So, we’re throwing around assets here and there but now it’s time to get things ingame.
This is how it should look like:
So I thought it would be best to use simple tga images and use a nice alpha channel in order to preserve the nice drop shadow effect.
But now the programmer was saying something about using a simple plane mesh, using a giant picture with all 52 cards on it and uvmapping the 52 plane meshes onto the according texture space.
Which sounds rather weird to me, to have a hugeass texture.
So what would be the most performant solution in order to achieve the exact mockup with the drop shadow effect on the cards ?
Using planes with alpha effect ?
Just modeling the cards entirely ? Since there won’t be much visible on the screen it would be only a couple of hundred polygons, when i make the cards really rounded - Would it be possible to get a “realtime” drop shadow ?
Or use another plane with the drop shadow alpha effect underneath the card plane ?
What would be the best way to handle all the 52 card variations ?
Make 52 unique textures ?
Make one bigger texture for each suit ?
Make one giantass texture ? - I don’t even think that’s possible or reasonable :o
There will be no fancy card animations whatsoever.
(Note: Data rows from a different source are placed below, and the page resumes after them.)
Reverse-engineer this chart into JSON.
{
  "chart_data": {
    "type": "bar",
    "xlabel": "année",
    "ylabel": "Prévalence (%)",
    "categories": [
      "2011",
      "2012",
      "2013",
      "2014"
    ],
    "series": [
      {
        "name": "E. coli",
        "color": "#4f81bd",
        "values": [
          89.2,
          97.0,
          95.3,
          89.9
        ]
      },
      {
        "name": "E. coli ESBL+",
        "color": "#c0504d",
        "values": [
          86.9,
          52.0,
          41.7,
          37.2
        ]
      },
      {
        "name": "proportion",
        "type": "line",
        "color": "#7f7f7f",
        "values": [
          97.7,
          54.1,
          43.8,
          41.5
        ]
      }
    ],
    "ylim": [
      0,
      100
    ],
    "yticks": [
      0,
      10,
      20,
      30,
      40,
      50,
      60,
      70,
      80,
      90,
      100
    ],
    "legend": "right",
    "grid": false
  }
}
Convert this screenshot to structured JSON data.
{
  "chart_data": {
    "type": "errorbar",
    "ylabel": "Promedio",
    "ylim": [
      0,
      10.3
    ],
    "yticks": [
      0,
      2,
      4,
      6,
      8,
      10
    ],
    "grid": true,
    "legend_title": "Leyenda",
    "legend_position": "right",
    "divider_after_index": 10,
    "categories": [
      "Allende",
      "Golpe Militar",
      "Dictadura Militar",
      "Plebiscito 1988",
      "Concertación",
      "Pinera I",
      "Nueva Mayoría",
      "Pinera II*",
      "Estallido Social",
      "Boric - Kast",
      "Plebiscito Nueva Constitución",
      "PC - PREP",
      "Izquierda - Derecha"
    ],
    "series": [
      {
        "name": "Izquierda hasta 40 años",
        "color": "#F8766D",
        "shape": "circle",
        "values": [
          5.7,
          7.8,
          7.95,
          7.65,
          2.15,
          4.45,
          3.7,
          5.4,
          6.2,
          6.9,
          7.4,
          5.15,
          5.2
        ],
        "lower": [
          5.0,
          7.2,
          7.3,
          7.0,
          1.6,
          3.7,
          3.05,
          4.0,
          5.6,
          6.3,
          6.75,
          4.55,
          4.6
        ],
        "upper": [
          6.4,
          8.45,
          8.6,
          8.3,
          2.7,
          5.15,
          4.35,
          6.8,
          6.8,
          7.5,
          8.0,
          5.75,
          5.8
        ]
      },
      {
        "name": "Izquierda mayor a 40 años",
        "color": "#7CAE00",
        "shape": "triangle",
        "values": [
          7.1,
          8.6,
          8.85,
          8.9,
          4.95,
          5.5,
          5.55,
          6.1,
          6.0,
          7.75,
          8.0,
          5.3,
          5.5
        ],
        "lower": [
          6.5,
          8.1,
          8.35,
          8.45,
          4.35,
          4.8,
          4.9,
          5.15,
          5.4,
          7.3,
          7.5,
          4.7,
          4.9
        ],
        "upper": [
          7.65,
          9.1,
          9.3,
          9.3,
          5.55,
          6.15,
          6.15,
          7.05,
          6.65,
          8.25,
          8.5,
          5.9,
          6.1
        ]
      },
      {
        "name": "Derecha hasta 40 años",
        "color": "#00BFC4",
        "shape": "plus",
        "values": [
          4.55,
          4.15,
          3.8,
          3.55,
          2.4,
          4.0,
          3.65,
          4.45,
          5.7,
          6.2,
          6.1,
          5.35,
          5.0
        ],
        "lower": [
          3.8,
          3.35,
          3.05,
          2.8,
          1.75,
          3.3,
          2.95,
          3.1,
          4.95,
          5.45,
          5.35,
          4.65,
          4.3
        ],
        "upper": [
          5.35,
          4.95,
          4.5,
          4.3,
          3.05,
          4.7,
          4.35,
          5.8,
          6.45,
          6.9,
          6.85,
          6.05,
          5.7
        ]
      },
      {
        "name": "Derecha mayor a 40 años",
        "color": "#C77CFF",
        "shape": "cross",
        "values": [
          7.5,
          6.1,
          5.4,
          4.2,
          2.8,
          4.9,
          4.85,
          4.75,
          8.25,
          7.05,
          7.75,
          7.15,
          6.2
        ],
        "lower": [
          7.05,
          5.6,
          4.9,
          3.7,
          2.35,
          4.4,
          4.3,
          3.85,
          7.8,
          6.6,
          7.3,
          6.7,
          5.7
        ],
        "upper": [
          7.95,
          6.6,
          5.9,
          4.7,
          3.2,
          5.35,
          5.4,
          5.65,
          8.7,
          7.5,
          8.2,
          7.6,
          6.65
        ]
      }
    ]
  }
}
It will be a simple, simple 2d card game setup. What would you suggest as the most performant solution ? I’m really interested in hearing interesting solutions and approaches that I can forward to the programmer
edit: I just downloaded the Iphone-Match example files. It seems that approach 2) and 3) seem reasonable. Yet I wonder about the textures. The cards are a bit bigger than on this specific example.
With so few objects there’s not really much to be gained by texture atlasing. Performance-wise you generally want to avoid alpha textures as much as possible because of overdraw, so ideally you’d model the cards using polygons, and use a backwards-L shape model for the shadow, where you include only the bottom and right strips. Not sure if it really makes that much difference for a card game though.
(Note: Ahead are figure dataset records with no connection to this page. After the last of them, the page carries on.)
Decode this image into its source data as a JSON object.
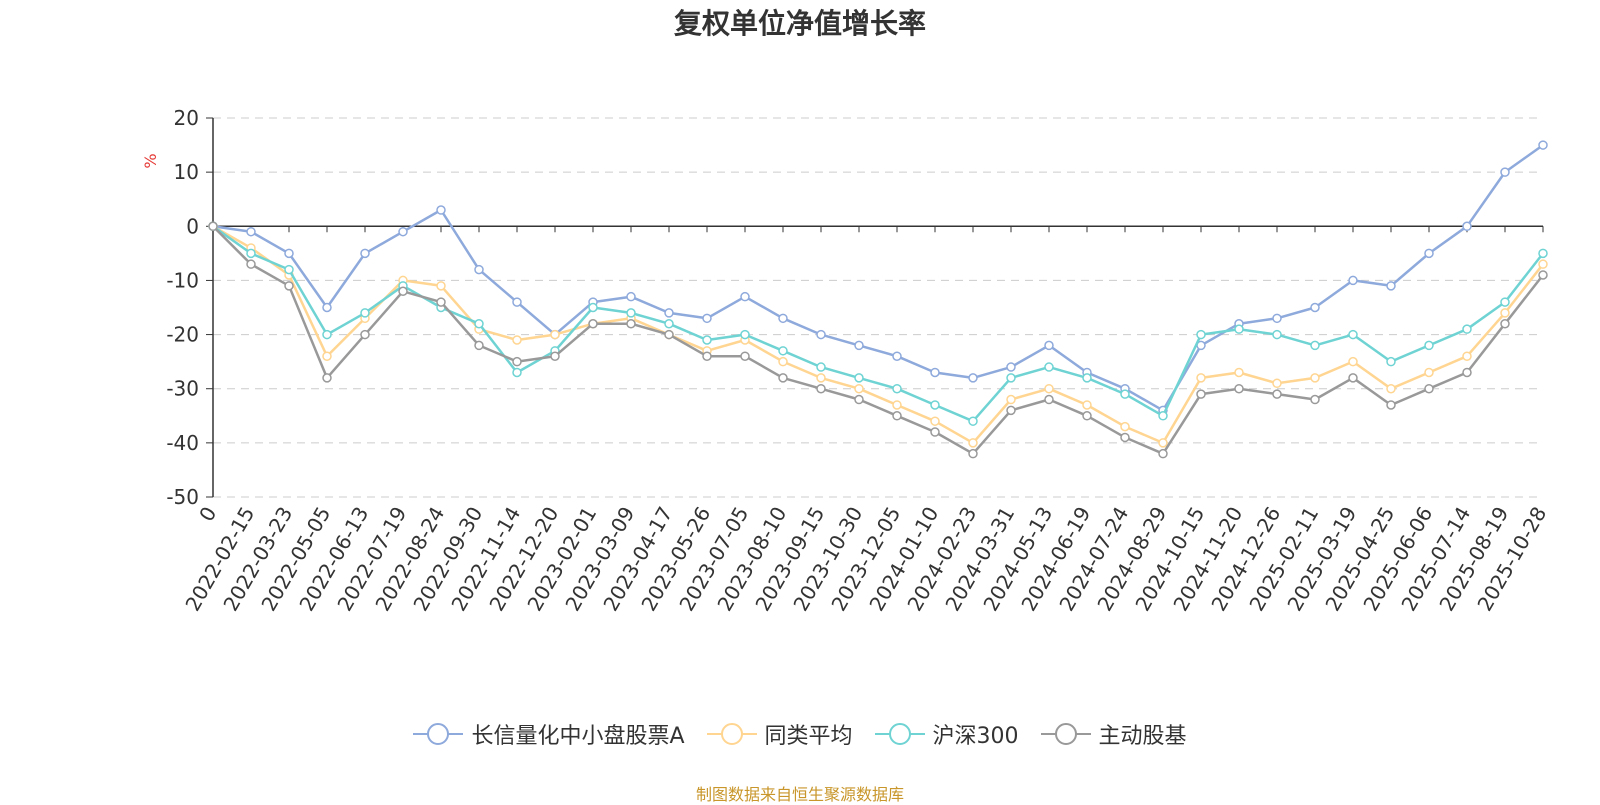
{
  "chart_data": {
    "type": "line",
    "title": "复权单位净值增长率",
    "ylabel": "%",
    "ylim": [
      -50,
      20
    ],
    "yticks": [
      20,
      10,
      0,
      -10,
      -20,
      -30,
      -40,
      -50
    ],
    "grid": true,
    "legend_position": "bottom",
    "x": [
      "0",
      "2022-02-15",
      "2022-03-23",
      "2022-05-05",
      "2022-06-13",
      "2022-07-19",
      "2022-08-24",
      "2022-09-30",
      "2022-11-14",
      "2022-12-20",
      "2023-02-01",
      "2023-03-09",
      "2023-04-17",
      "2023-05-26",
      "2023-07-05",
      "2023-08-10",
      "2023-09-15",
      "2023-10-30",
      "2023-12-05",
      "2024-01-10",
      "2024-02-23",
      "2024-03-31",
      "2024-05-13",
      "2024-06-19",
      "2024-07-24",
      "2024-08-29",
      "2024-10-15",
      "2024-11-20",
      "2024-12-26",
      "2025-02-11",
      "2025-03-19",
      "2025-04-25",
      "2025-06-06",
      "2025-07-14",
      "2025-08-19",
      "2025-10-28"
    ],
    "series": [
      {
        "name": "长信量化中小盘股票A",
        "color": "#8ea9db",
        "values": [
          0,
          -1,
          -5,
          -15,
          -5,
          -1,
          3,
          -8,
          -14,
          -20,
          -14,
          -13,
          -16,
          -17,
          -13,
          -17,
          -20,
          -22,
          -24,
          -27,
          -28,
          -26,
          -22,
          -27,
          -30,
          -34,
          -22,
          -18,
          -17,
          -15,
          -10,
          -11,
          -5,
          0,
          10,
          15
        ]
      },
      {
        "name": "同类平均",
        "color": "#ffd591",
        "values": [
          0,
          -4,
          -9,
          -24,
          -17,
          -10,
          -11,
          -19,
          -21,
          -20,
          -18,
          -17,
          -20,
          -23,
          -21,
          -25,
          -28,
          -30,
          -33,
          -36,
          -40,
          -32,
          -30,
          -33,
          -37,
          -40,
          -28,
          -27,
          -29,
          -28,
          -25,
          -30,
          -27,
          -24,
          -16,
          -7
        ]
      },
      {
        "name": "沪深300",
        "color": "#6fd3d3",
        "values": [
          0,
          -5,
          -8,
          -20,
          -16,
          -11,
          -15,
          -18,
          -27,
          -23,
          -15,
          -16,
          -18,
          -21,
          -20,
          -23,
          -26,
          -28,
          -30,
          -33,
          -36,
          -28,
          -26,
          -28,
          -31,
          -35,
          -20,
          -19,
          -20,
          -22,
          -20,
          -25,
          -22,
          -19,
          -14,
          -5
        ]
      },
      {
        "name": "主动股基",
        "color": "#999999",
        "values": [
          0,
          -7,
          -11,
          -28,
          -20,
          -12,
          -14,
          -22,
          -25,
          -24,
          -18,
          -18,
          -20,
          -24,
          -24,
          -28,
          -30,
          -32,
          -35,
          -38,
          -42,
          -34,
          -32,
          -35,
          -39,
          -42,
          -31,
          -30,
          -31,
          -32,
          -28,
          -33,
          -30,
          -27,
          -18,
          -9
        ]
      }
    ]
  },
  "legend": [
    {
      "label": "长信量化中小盘股票A",
      "color": "#8ea9db"
    },
    {
      "label": "同类平均",
      "color": "#ffd591"
    },
    {
      "label": "沪深300",
      "color": "#6fd3d3"
    },
    {
      "label": "主动股基",
      "color": "#999999"
    }
  ],
  "source_text": "制图数据来自恒生聚源数据库"
}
So you’d make 52 individual textures for this game ?
But how do I get the soft shadow on the L-Shape model ? A modeled version looks too sharp for our needs. The IPhone-Match example had an alpha shadow texture as well, if I understood the assets hierarchy correctly.
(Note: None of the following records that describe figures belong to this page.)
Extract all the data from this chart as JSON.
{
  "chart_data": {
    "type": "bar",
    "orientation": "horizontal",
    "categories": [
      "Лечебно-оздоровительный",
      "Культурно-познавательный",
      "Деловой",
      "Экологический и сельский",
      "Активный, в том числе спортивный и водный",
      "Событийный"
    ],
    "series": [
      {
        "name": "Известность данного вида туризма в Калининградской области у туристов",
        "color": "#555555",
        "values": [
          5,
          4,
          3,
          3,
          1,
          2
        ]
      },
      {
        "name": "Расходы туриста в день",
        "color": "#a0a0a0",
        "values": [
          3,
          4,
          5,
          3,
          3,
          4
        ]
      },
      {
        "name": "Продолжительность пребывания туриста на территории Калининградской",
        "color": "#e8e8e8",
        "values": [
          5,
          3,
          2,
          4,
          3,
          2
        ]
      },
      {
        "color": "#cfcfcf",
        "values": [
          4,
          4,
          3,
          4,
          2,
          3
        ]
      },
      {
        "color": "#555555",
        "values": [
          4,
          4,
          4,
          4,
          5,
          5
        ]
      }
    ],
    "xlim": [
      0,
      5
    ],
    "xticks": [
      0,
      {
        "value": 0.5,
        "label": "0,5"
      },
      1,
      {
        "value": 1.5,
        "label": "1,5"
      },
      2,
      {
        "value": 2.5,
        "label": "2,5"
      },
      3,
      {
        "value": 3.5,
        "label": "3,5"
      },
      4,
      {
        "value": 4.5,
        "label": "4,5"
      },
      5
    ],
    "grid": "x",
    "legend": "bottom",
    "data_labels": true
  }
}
You could potentially reduce memory requirements for textures by making textures for the card numbers (two sets, black and red), plus the four suits, and then use UV mapping to set these. It depends on how high-res the textures are as to whether this would be worth the bother though. The shadow would be applied to the reverse-L model using alpha, then overlay the card model on top:
maybe you could also model the symbol, use 3D text for number then you arrange your stuff using prefab to make your card , that will let you mainly with the back card texture the rest can be simple color…
or as eric said using UV mapping , in that case you may divide your card maybe like a grid so you can easily move the square UV you need on an atlases representing all your suits symbol.
Wow, all of that for a simple card game seems like a tremendous amount of overkill. Great suggestions, however, if there were other CPU draws like physics and skinned models. I wouldn’t worry about alpha overdraw in this case as there are no overlapping cards with alpha in your layout. The texture atlas is a good idea, from a performance standpoint, because at runtime you’re only loading one texture vs. 52 individual textures. The other side of the argument is with a large texture atlas you’ll begin to lose resolution so having certain items (card suit symbols and such) would benefit with perhaps a large section of UV space meant for each suit symbol and facecard image. Some testing should be done on the device to give you realworld data on what looks good to you.
It’s overlapping the background though, and with cards filling most of the display, you have a large amount of overdraw. Putting a single quad with transparency over the entire display can have a noticeable effect on framerate on retina displays; it’s the same general thing in this case. Also, framerate isn’t the only consideration–the less work you make the GPU do, the less battery is used.
It’s not necessarily beneficial; it depends on how you handle it. If you used a single card model and changed the face by changing the UV offset in the material, then you’d end up with 52 different materials at runtime, which is not really any better than just using 52 different textures. You’d need 52 unique card models in order to use a single material and actually have a performance benefit.
Actually, this is how I ended up realizing it.
Model one card shape and the shadow L as Eric5h5 suggested.
The card shape is modeled, that I have 2 square shape parts on it, that I can cut out and move around on the uv’s.
Made one texture with all the symbols (jokers, numbers,…) on it - just like the Unity IPhone Match example - since the cards are pure white and don’t have a gradient, that works fine.
A second texture was made for making the back of the cards with 4 variations.
The shadow L works great also. Now I just hope we can implement it all without problems. If there shall rise any, I’ll make sure to let you know ^^
thank you for clearing that up Eric. Something like this would be useful as a tips and tricks sticky for us modelers.
I’m curious about the overdraw and can’t get a solid answer from other coder friends. Does the overdraw occur wherever a pixel goes to 254 and below? or if the texture has an alpha channel it will overdraw over the entire model that uses that texture?